Note that safer CD40/CD40L targeting requires selectivity regarding cell-specific signaling and Fc-mediated effects.

This narrative review focuses on the role of CD40/CD40L signaling regulation in the context of rheumatoid arthritis, systemic lupus erythematosus, and Sjogren's syndrome. The publication does not report a specific study population, sample size, or setting. Instead, it synthesizes existing knowledge regarding this biological pathway in these autoimmune conditions.

The authors highlight that thromboembolic complications were observed with early CD40/CD40L-targeted biologics. No specific rates or numbers for these events were provided in the source text. The review does not include data on serious adverse events, discontinuations, or general tolerability beyond this specific observation.

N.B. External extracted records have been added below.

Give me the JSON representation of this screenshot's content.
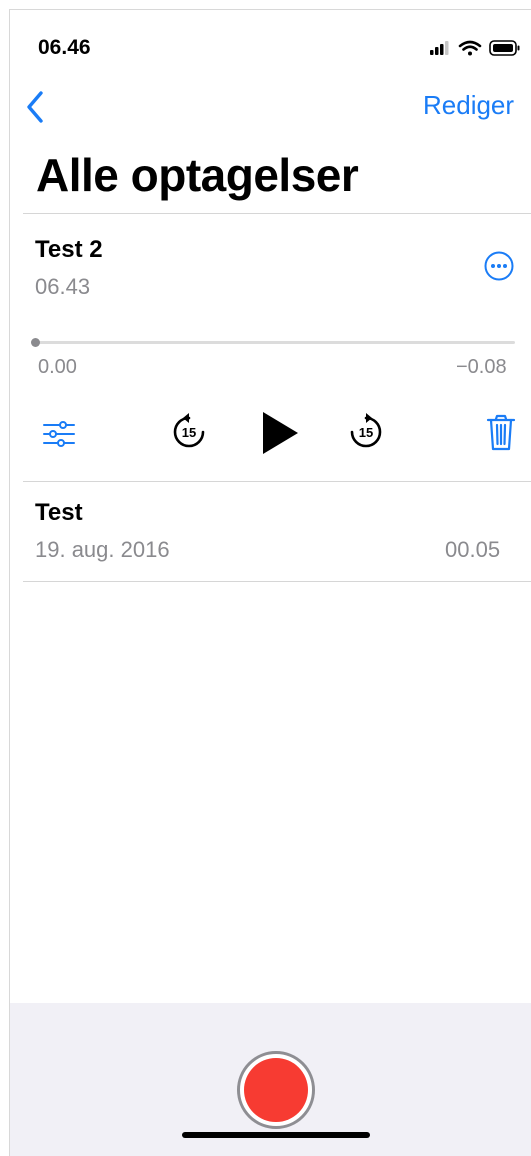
{
  "status": {
    "time": "06.46",
    "icons": [
      "signal-icon",
      "wifi-icon",
      "battery-icon"
    ]
  },
  "nav": {
    "back_icon": "chevron-left-icon",
    "edit_label": "Rediger"
  },
  "page": {
    "title": "Alle optagelser"
  },
  "expanded": {
    "name": "Test 2",
    "subtitle": "06.43",
    "progress": 0.0,
    "elapsed": "0.00",
    "remaining": "−0.08",
    "controls": [
      "options-icon",
      "skip-back-15-icon",
      "play-icon",
      "skip-forward-15-icon",
      "trash-icon"
    ],
    "skip_label": "15"
  },
  "recordings": [
    {
      "name": "Test",
      "date": "19. aug. 2016",
      "duration": "00.05"
    }
  ],
  "colors": {
    "accent": "#1a7cf6",
    "record": "#f73b32",
    "secondary_text": "#8a8a8e",
    "bottom_bar": "#f1f0f6"
  }
}
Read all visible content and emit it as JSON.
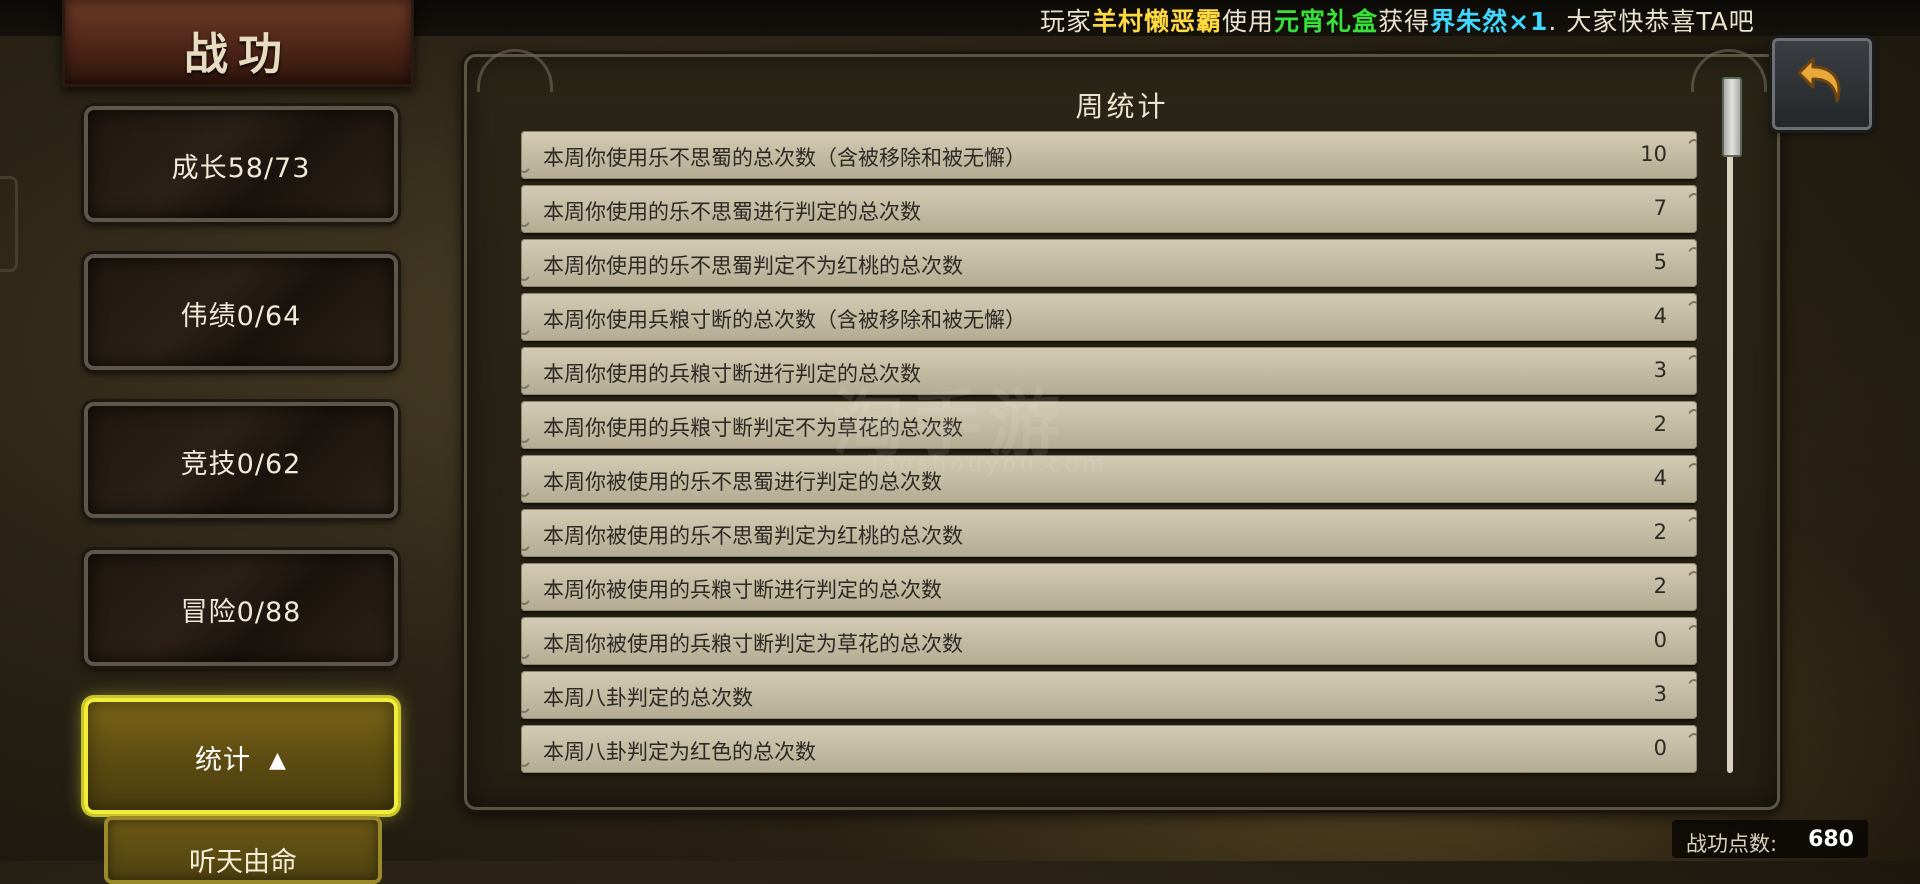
{
  "announcement": {
    "prefix": "玩家",
    "player": "羊村懒恶霸",
    "verb": "使用",
    "item": "元宵礼盒",
    "got": "获得",
    "reward": "界朱然×1",
    "suffix": ". 大家快恭喜TA吧"
  },
  "title": "战功",
  "tabs": [
    {
      "label": "成长58/73"
    },
    {
      "label": "伟绩0/64"
    },
    {
      "label": "竞技0/62"
    },
    {
      "label": "冒险0/88"
    },
    {
      "label": "统计",
      "arrow": "▲"
    }
  ],
  "subtab": {
    "label": "听天由命"
  },
  "panel": {
    "title": "周统计",
    "rows": [
      {
        "label": "本周你使用乐不思蜀的总次数（含被移除和被无懈）",
        "value": "10"
      },
      {
        "label": "本周你使用的乐不思蜀进行判定的总次数",
        "value": "7"
      },
      {
        "label": "本周你使用的乐不思蜀判定不为红桃的总次数",
        "value": "5"
      },
      {
        "label": "本周你使用兵粮寸断的总次数（含被移除和被无懈）",
        "value": "4"
      },
      {
        "label": "本周你使用的兵粮寸断进行判定的总次数",
        "value": "3"
      },
      {
        "label": "本周你使用的兵粮寸断判定不为草花的总次数",
        "value": "2"
      },
      {
        "label": "本周你被使用的乐不思蜀进行判定的总次数",
        "value": "4"
      },
      {
        "label": "本周你被使用的乐不思蜀判定为红桃的总次数",
        "value": "2"
      },
      {
        "label": "本周你被使用的兵粮寸断进行判定的总次数",
        "value": "2"
      },
      {
        "label": "本周你被使用的兵粮寸断判定为草花的总次数",
        "value": "0"
      },
      {
        "label": "本周八卦判定的总次数",
        "value": "3"
      },
      {
        "label": "本周八卦判定为红色的总次数",
        "value": "0"
      }
    ]
  },
  "watermark": {
    "main": "淘手游",
    "sub": "Taoshouyou.com"
  },
  "score": {
    "label": "战功点数:",
    "value": "680"
  },
  "icons": {
    "back": "back-arrow-icon"
  },
  "colors": {
    "highlight_player": "#ffd940",
    "highlight_item": "#38e03a",
    "highlight_reward": "#3fd8ff",
    "active_tab_border": "#f1ee3a"
  }
}
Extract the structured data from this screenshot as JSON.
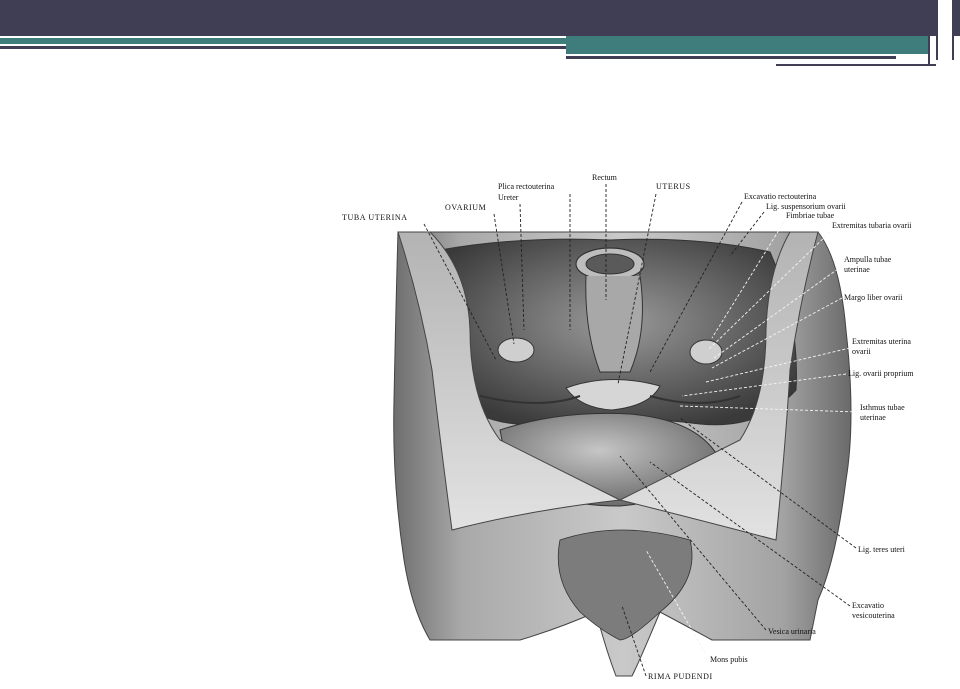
{
  "labels": {
    "rectum": "Rectum",
    "plica_rectouterina": "Plica rectouterina",
    "ureter": "Ureter",
    "uterus": "UTERUS",
    "ovarium": "OVARIUM",
    "tuba_uterina": "TUBA UTERINA",
    "excavatio_rectouterina": "Excavatio rectouterina",
    "lig_suspensorium_ovarii": "Lig. suspensorium ovarii",
    "fimbriae_tubae": "Fimbriae tubae",
    "extremitas_tubaria_ovarii": "Extremitas tubaria ovarii",
    "ampulla_tubae_1": "Ampulla tubae",
    "ampulla_tubae_2": "uterinae",
    "margo_liber_ovarii": "Margo liber ovarii",
    "extremitas_uterina_1": "Extremitas uterina",
    "extremitas_uterina_2": "ovarii",
    "lig_ovarii_proprium": "Lig. ovarii proprium",
    "isthmus_tubae_1": "Isthmus tubae",
    "isthmus_tubae_2": "uterinae",
    "lig_teres_uteri": "Lig. teres uteri",
    "excavatio_vesico_1": "Excavatio",
    "excavatio_vesico_2": "vesicouterina",
    "vesica_urinaria": "Vesica urinaria",
    "mons_pubis": "Mons pubis",
    "rima_pudendi": "RIMA PUDENDI"
  }
}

The authors suggest that achieving safer therapeutic targeting of this pathway will require greater selectivity. This selectivity is particularly important with respect to cell-specific signaling and Fc-mediated adverse effects. The review acknowledges limitations inherent in narrative synthesis and does not provide pooled effect sizes or confidence intervals. Practice relevance is framed cautiously, noting the need for improved specificity in future drug development.

Study Details

Study typeSystematic review

EvidenceLevel 1

PublishedMay 2026

View Original Abstract ↓

The CD40–CD40L axis is a central costimulatory pathway that links innate and adaptive immunity and contributes to autoimmune inflammation. However, CD40 signaling does not operate in the same way across cell types, and these differences are relevant to both therapeutic efficacy and safety. In this review, we discuss the molecular features of CD40 and CD40L, the TRAF-dependent signaling pathways activated downstream of CD40, and the distinct cellular responses observed in B cells, dendritic cells, and macrophages. We also examine how dysregulated CD40/CD40L signaling contributes to key pathological features of Rheumatoid arthritis, Systemic lupus erythematosus, and Sjögren’s syndrome, including ectopic germinal center reactions, pathogenic autoantibody production, and chronic tissue inflammation. Platelet-derived CD40L and CD40 expression on vascular cells may also help explain the thromboembolic complications observed with early CD40/CD40L-targeted biologics. Current evidence suggests that safer therapeutic targeting of this pathway will require greater selectivity, particularly with respect to cell-specific signaling and Fc-mediated adverse effects.